One of the strengths I think Way projects into this story is his imagination in crafting this character’s design. Apparently, being the Spider-Totem in this reality involves three distinct components: a human host, a suit of mechanized robot armor, and a sentient spider that seems to connect the two, all into one awesome and formidable unit. It’s an undeniably interesting setup and makes for a good fit into the manga-style sci-fi setting he establishes. The action is well-paced, and there is just enough character development of Peni for you to be curious about what kind of Spider-Person she is. The appearance of Spider-Ham and Last Stand Spider-Man (whose name I acquired from the handheld game “Spider-Man Unlimited,” where he’s a playable character) at the end of the story pack a good bit of humor into the narrative while pulling Peni into the Spider-Verse drama without too much awkwardness. I was particularly impressed with how decisive Peni ended up being when she learned about the scope of the situation. We’re left with an intriguing first look into Peni’s world, with an appropriately timed setup for Spider-Verse in November.

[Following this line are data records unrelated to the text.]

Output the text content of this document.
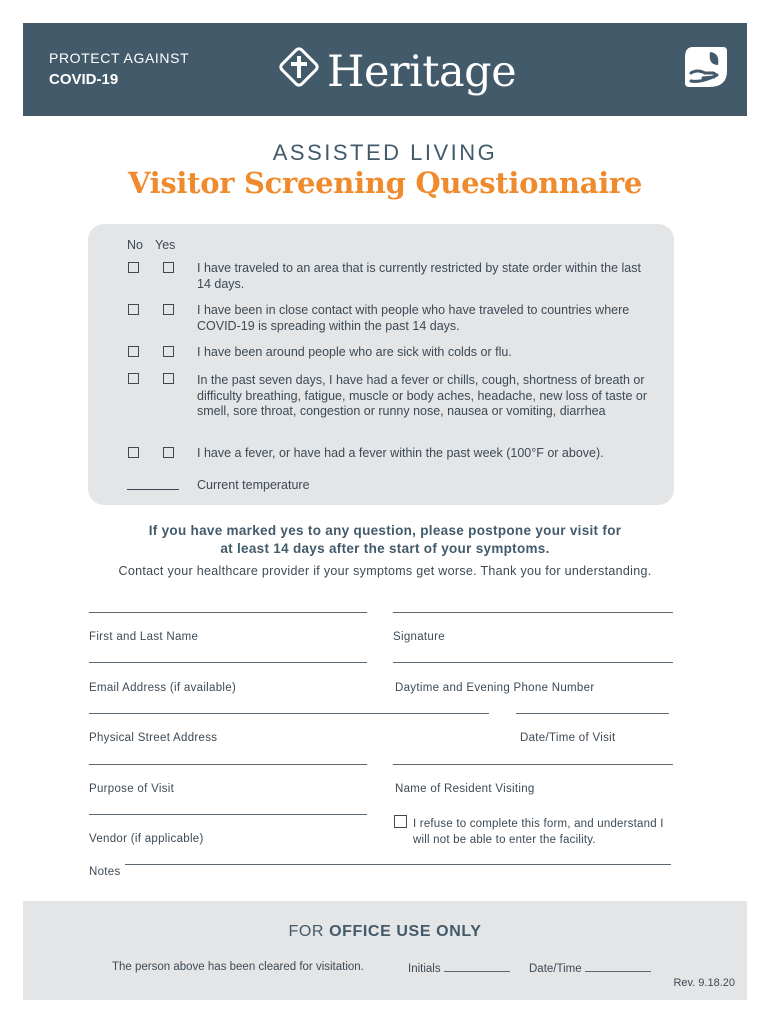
PROTECT AGAINST
COVID-19	Heritage
ASSISTED LIVING
Visitor Screening Questionnaire
No Yes
I have traveled to an area that is currently restricted by state order within the last 14 days.
I have been in close contact with people who have traveled to countries where COVID-19 is spreading within the past 14 days.
I have been around people who are sick with colds or flu.
In the past seven days, I have had a fever or chills, cough, shortness of breath or difficulty breathing, fatigue, muscle or body aches, headache, new loss of taste or smell, sore throat, congestion or runny nose, nausea or vomiting, diarrhea
I have a fever, or have had a fever within the past week (100°F or above).
Current temperature
If you have marked yes to any question, please postpone your visit for
at least 14 days after the start of your symptoms.
Contact your healthcare provider if your symptoms get worse. Thank you for understanding.
First and Last Name	Signature
Email Address (if available)	Daytime and Evening Phone Number
Physical Street Address	Date/Time of Visit
Purpose of Visit	Name of Resident Visiting
Vendor (if applicable)
I refuse to complete this form, and understand I will not be able to enter the facility.
Notes
FOR OFFICE USE ONLY
The person above has been cleared for visitation.	Initials	Date/Time
Rev. 9.18.20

On the less satisfying side of the spectrum, I would say that characterization leaves quite a bit to be desired in this story. I’m not kidding when I say you just get enough exposition about who Peni is to be curious about knowing more–that’s literally it. She’s a school-age, then tween- or teen-age girl whose bonding with the SP//dr suit coincides with her meeting her Aunt May and Uncle Ben–who happen to be scientists running SP//dr. While it makes for an intriguing setup, it also leaves a lot out about who she is. Who was raising her previous to them, if her father wasn’t? How does she feel towards her aunt and uncle? Does she have any friends? Peni is bounced from one action setup to another with such rapidity that, aside from getting that she’s a fearless and decisive wearer of the SP//dr, we just don’t seem to get much else about her. Part of this is the scant length of a single issue comic that Way gets to establish her, but it was something that left me feeling less invested in this character than I otherwise could have been.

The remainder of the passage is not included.